Looks like you have a dead hard disk.
In majority there is nothing sane that can be done.
For immediate results seek help from a professional salvaging service.

KiloGram, Update on my drive problem, When I installed the new WD Blue, I actually had the same problem as the drive not showing up and being available. Someone on the Win bbs board gave me a link to possible problems. The easiest one seemed to go to Administrator, then tools, then disk management. Find the drive marked as un-assigned or with no number or letter. Click on that drive and find the place to assign it a letter. Worked great and the drive is recognized.

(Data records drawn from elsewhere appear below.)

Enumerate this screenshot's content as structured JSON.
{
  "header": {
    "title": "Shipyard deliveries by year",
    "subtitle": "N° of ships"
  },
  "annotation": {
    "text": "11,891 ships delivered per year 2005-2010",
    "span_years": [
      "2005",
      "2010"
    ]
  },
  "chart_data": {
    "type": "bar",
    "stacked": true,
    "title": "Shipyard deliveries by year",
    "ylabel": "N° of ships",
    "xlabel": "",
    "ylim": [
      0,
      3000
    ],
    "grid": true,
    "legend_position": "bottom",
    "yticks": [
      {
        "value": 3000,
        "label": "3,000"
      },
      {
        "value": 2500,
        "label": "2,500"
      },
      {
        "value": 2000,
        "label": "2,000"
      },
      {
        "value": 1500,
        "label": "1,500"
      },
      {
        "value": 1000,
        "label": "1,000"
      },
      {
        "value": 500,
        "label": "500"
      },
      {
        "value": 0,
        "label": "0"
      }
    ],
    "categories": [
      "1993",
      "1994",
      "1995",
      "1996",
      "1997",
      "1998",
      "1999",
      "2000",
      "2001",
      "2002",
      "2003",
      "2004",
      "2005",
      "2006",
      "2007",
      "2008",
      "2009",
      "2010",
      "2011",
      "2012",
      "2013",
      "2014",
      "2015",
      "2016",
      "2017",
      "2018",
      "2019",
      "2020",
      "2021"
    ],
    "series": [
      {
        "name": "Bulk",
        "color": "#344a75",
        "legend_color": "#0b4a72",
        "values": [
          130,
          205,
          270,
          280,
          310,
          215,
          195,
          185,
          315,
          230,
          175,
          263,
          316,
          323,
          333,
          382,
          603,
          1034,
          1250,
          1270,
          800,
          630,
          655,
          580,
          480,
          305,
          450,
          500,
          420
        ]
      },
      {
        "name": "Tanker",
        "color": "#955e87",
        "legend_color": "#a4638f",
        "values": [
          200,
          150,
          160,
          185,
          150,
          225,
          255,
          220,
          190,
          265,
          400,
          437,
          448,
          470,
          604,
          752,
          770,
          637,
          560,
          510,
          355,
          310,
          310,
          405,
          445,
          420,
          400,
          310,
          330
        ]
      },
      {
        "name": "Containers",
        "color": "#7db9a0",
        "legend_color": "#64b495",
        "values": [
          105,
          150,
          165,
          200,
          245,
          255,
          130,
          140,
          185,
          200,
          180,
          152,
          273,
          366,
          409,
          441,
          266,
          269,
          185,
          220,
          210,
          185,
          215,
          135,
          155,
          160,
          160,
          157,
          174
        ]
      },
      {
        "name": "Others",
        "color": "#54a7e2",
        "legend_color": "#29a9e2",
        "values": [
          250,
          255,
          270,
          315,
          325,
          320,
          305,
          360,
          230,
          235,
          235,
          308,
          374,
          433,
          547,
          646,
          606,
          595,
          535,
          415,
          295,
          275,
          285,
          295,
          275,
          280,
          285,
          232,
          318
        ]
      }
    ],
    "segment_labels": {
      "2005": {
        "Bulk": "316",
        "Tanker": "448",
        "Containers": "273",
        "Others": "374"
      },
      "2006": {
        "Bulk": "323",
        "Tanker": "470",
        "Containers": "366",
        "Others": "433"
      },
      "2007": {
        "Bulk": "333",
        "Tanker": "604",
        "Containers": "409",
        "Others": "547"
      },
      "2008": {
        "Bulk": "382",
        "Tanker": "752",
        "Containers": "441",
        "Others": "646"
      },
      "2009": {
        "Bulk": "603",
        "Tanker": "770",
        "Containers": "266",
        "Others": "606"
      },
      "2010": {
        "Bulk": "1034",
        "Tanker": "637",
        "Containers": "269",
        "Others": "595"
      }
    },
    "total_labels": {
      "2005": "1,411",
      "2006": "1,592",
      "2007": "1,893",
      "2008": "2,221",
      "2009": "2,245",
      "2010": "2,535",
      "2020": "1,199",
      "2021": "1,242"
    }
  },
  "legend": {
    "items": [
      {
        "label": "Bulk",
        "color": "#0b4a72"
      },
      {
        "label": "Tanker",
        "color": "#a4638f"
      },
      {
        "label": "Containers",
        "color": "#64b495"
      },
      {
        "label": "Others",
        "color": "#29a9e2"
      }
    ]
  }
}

I tried the same thing with the old drive and it didn’t work, so I was ready to junk it. On a lark, I figured I’d try it in my Win 10 computer. Slightly different results. Administrative tools, computer management, storage, disk management. I found a disk marked off line and foreign…Research told me the if a drive from XP is put into a Win 10 machine, it is foreign. The is a drop down there to “import” the foreign and make it native, and now you can assign a letter or number. I did all of this and found all my files on the drive. I put the drive back in my XP machine and nothing. Went into disk management and found a “foreign” drive. I “imported” the drive and give it the letter “I”. I had to reboot to make the change official, and when it booted, I got an error message, then it ran scan disk, and found bad sectors. I replace my “G” drive with my new blue drive and copied all the files from the old drive to the new drive. All 490 gigs copied fine, but I had to do them one folder at a time - several of these were over 100 gigs - movie film clips.
In over 30 years of working with computers, I had never run into this. Usually when I install a new drive, it automatically picks the next letter in line.
All is now good. Hope I didn’t confuse you too much. I actually wrote down what I did, so I could remember.

Lynn

Back in circa 600BC, Solon, an Athenian statesman and poet said “I grow old ever learning many things”.